Horror films have spent decades perfecting the jump scare, the creeping shadow, the monster reveal. The Undertone trailer suggests a different approach: make the audience fear what they can only hear. A24 has just dropped the first look at Ian Tuason’s debut feature, and it’s built almost entirely on audio dread.
There’s a specific gamble here. Showing almost nothing. Trusting sound design to carry the weight.
The Undertone Trailer: What It Shows (And What It Hides)
The premise hooks you immediately. Evy (Nina Kiri) is a podcast host who covers supernatural content. She moves in to care for her dying mother, inheriting a house full of keepsakes and memories. When her co-host sends a series of ten recordings from a pregnant couple documenting paranormal encounters, Evy begins to unravel.
Here’s the crucial detail: Evy is the only character who appears on screen. Every other voice—the co-host, the couple on the tapes, perhaps even whatever haunts them—exists purely as audio. The Undertone trailer makes this clear through careful framing: Kiri alone in rooms, listening, reacting, slowly losing her grip.
“It wants to be heard.” That line lands differently when you realize the entire film is structured around forcing the audience to listen.



Why The Sound Design Matters
This is not a gimmick. Or rather, it’s the kind of gimmick that only works if executed with precision. Films like Pontypool and Phone Booth have proven that limiting visual information can heighten tension, but those still had multiple on-screen characters to bounce dialogue off. undertone appears to be taking the concept further—one actor, one perspective, and a wall of unseen voices.
The production context supports this approach. Tuason has worked primarily in short films before this, including The Occurrence on Hollow Road. A24’s decision to pick this up after its 2025 Fantasia premiere, and slot it into Sundance’s Midnight section for 2026, suggests they see something in the execution worth betting on.
The Festival Path
Fantasia has become a reliable launchpad for horror that takes risks. The Montreal festival has championed films like Mandy, Turbo Kid, and The Sadness—genre work that refuses to play it safe. That undertone premiered there first signals a commitment to texture over formula.

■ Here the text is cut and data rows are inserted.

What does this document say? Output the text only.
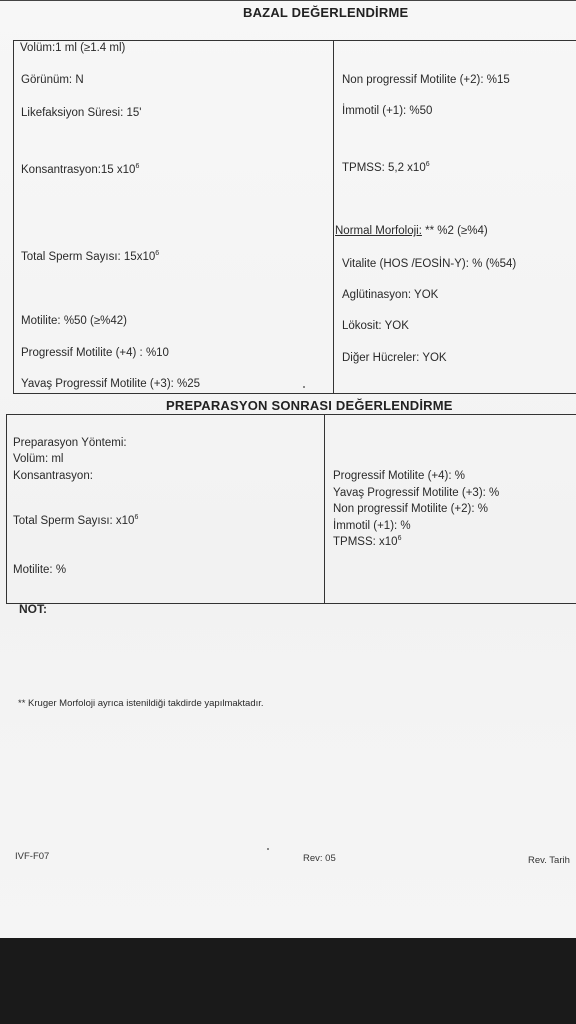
BAZAL DEĞERLENDİRME
Volüm:1 ml (≥1.4 ml)
Görünüm: N
Likefaksiyon Süresi: 15'
Konsantrasyon:15 $x10^6$
Total Sperm Sayısı: $15x10^6$
Motilite: %50 (≥%42)
Progressif Motilite (+4) : %10
Yavaş Progressif Motilite (+3): %25
Non progressif Motilite (+2): %15
İmmotil (+1): %50
TPMSS: 5,2 $x10^6$
Normal Morfoloji: ** %2 (≥%4)
Vitalite (HOS /EOSİN-Y): % (%54)
Aglütinasyon: YOK
Lökosit: YOK
Diğer Hücreler: YOK
PREPARASYON SONRASI DEĞERLENDİRME
Preparasyon Yöntemi:
Volüm: ml
Konsantrasyon:
Total Sperm Sayısı: $x10^6$
Motilite: %
Progressif Motilite (+4): %
Yavaş Progressif Motilite (+3): %
Non progressif Motilite (+2): %
İmmotil (+1): %
TPMSS: $x10^6$
NOT:
** Kruger Morfoloji ayrıca istenildiği takdirde yapılmaktadır.
IVF-F07	Rev: 05	Rev. Tarih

Its Sundance Midnight slot is equally telling. That section tends to favor horror with psychological ambition: Hereditary, The Witch, Talk to Me. If undertone is landing there before a theatrical rollout on March 13, A24 is positioning it as a mood piece, not a mainstream scare machine.
Does It Actually Look Scary?
Honestly? I’m not sure yet. The trailer is more unsettling than outright terrifying—lots of Kiri looking haunted, lots of static, lots of implications. Whether the full film can sustain that atmosphere for ninety-plus minutes is the question.
But the ambition is undeniable. Stripping horror down to a single visible performer and demanding the audience fill in the rest with their imagination is either brilliantly minimalist or dangerously thin. There’s no middle ground here. This either works completely or it collapses under its own austerity.
My bet: If Tuason can stick the landing, undertone will become the kind of film people recommend with the caveat “but you have to be in the right headspace for it.”
FAQ: Undertone Trailer Analysis
Why does the one-character approach make sense for a horror film about audio recordings?
It forces the audience into Evy’s subjective experience. If we only see what she sees and hear what she hears, the paranormal recordings become our recordings too. The lack of visual confirmation for other characters mirrors the uncertainty of trusting audio evidence—which is the entire thematic engine of the film.
How does A24’s involvement change expectations for undertone?
A24 has built its horror reputation on elevated, atmosphere-first films like Hereditary and The Witch. Their acquisition signals that undertone prioritizes psychological dread over jump scares, which aligns with the sound-design-driven premise. It also suggests the film has enough festival credibility to warrant a theatrical release rather than a quiet streaming dump.